Wild
Really disliked this one. I cringed the whole way through it. It’s a sappy romance that attempts to bring weight to the story by the inclusion of a storyline that includes a traumatized child.
Julia could hear the racket going on in the police station. Dozens of reporters and photographers and videographers were out there, setting up their equipment, running sound and picture checks. She and Ellie and Cal and Peanut were crammed into the employee lunchroom like hot dogs in a plastic pack.
This is the type of low quality writing that makes a quick-reading beach book. The obvious storylines, the sensationalized characterizations, the Hallmark-like attempts to overtly pull on the heart-strings, the way each subplot is perfectly sewn up - the author even pulled a u-turn late in the story to make the ending conclude in the way the reader would prefer! By the end of it, my eyes hurt because I’d been rolling them so much.

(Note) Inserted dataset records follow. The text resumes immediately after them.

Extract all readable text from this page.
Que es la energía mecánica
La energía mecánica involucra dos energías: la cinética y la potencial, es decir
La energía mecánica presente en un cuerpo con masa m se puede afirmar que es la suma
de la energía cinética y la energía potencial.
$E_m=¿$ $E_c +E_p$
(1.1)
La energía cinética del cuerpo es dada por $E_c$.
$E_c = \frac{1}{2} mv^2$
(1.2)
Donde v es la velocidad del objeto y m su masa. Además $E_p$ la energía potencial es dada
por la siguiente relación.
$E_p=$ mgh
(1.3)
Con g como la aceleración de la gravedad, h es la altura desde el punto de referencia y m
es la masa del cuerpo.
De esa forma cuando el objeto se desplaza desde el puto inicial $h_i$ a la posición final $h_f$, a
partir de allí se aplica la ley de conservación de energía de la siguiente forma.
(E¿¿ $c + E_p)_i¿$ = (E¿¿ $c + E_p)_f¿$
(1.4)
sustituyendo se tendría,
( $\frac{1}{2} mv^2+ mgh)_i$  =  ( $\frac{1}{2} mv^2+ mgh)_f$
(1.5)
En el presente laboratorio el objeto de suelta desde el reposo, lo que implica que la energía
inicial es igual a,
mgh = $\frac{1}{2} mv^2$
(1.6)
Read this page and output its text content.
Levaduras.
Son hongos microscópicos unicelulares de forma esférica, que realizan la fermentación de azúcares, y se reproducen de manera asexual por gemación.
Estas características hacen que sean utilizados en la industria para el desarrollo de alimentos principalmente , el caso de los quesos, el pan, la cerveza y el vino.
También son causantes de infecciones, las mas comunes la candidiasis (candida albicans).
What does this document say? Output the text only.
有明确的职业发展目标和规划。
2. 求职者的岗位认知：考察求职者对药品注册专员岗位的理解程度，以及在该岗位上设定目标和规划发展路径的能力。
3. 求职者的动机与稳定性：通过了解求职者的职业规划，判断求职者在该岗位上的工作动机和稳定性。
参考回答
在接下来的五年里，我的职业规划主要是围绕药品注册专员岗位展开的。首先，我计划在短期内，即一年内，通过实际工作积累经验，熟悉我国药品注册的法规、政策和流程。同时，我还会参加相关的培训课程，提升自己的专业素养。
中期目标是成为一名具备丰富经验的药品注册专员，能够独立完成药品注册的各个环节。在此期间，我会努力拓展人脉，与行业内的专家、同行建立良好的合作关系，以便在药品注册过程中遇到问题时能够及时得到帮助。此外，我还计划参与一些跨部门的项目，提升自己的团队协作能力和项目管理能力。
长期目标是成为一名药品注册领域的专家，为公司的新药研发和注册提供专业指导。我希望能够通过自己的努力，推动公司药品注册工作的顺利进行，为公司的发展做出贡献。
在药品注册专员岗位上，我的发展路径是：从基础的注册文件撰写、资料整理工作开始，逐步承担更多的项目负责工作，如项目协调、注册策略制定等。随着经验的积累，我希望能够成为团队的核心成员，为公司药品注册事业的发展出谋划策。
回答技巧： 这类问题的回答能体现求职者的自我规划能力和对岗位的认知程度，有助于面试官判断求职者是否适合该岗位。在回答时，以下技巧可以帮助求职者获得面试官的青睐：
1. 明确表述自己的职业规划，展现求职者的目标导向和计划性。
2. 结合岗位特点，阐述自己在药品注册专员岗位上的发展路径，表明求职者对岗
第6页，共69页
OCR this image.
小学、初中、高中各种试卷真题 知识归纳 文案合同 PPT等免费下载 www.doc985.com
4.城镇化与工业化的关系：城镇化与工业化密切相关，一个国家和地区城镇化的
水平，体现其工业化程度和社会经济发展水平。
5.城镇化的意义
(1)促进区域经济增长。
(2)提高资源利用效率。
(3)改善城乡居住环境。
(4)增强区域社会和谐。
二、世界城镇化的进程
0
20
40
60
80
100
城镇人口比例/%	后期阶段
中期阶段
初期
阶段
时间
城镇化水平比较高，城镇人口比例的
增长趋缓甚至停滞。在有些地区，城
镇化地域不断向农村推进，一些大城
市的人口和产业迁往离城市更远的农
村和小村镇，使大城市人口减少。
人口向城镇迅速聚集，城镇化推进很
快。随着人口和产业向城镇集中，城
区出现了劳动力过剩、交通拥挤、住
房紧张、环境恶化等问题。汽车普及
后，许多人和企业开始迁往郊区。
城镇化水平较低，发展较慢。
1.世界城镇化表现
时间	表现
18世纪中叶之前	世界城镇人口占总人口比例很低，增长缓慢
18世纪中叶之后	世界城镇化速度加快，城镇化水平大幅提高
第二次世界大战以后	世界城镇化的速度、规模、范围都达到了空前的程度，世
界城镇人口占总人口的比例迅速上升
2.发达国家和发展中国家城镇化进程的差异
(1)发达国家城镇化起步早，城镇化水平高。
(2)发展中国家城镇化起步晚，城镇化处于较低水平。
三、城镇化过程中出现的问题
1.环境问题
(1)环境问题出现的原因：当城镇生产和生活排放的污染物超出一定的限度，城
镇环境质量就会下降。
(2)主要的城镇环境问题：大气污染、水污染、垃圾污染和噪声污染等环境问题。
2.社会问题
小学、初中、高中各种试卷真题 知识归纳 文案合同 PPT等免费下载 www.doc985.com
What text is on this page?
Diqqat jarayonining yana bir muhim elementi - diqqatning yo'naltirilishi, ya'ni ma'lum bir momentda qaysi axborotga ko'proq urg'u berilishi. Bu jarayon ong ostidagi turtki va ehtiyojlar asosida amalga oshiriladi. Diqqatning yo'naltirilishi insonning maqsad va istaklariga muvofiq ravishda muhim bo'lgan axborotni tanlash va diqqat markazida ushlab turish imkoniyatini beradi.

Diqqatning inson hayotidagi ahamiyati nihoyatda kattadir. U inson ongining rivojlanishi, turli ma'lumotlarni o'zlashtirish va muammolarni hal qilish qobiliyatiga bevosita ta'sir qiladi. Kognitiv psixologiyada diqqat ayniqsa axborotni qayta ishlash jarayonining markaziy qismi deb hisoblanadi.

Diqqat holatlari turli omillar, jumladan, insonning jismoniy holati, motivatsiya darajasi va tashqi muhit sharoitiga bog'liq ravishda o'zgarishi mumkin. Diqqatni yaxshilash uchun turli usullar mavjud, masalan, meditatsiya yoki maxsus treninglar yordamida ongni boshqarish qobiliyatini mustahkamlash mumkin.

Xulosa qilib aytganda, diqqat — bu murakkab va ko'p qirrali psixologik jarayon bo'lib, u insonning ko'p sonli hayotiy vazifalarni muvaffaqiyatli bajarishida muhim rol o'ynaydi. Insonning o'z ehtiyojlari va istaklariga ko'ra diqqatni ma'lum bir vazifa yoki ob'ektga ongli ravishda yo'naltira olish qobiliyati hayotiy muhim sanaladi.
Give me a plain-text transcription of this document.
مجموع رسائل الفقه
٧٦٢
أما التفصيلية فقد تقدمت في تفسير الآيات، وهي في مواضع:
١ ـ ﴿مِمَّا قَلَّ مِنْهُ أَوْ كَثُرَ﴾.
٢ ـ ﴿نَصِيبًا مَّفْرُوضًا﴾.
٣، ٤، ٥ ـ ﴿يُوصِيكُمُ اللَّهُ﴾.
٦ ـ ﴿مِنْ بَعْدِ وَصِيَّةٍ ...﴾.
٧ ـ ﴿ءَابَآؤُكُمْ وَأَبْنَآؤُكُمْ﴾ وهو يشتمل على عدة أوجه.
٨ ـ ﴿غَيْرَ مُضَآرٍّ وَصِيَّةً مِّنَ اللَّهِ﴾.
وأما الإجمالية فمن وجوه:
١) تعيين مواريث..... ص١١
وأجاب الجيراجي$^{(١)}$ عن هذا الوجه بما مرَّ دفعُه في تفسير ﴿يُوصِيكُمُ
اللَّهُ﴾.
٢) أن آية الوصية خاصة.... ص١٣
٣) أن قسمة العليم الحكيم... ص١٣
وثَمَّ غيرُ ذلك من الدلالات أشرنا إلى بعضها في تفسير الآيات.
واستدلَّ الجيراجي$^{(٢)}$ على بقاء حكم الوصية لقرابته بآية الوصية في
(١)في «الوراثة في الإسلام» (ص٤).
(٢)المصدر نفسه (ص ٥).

Julia’s gaze met his. She slid off the hearth and knelt in front of him. “I want to wake up and find that this was all a bad dream.”
“I know.” She leaned forward and kissed him. He felt turned inside out by that kiss, broken. Now that he’d started feeling again, he couldn’t stop. Didn’t want to.
He drew back just enough to look at her, and whispered, “You told me once I could have all or nothing from you. I choose all.”
She tried to smile. “It took you long enough.
Uugh. Although this book is classified as being for adults, I’d say it’s better shelved in the Teen Reading section.
Corny and inauthentic. Not recommended.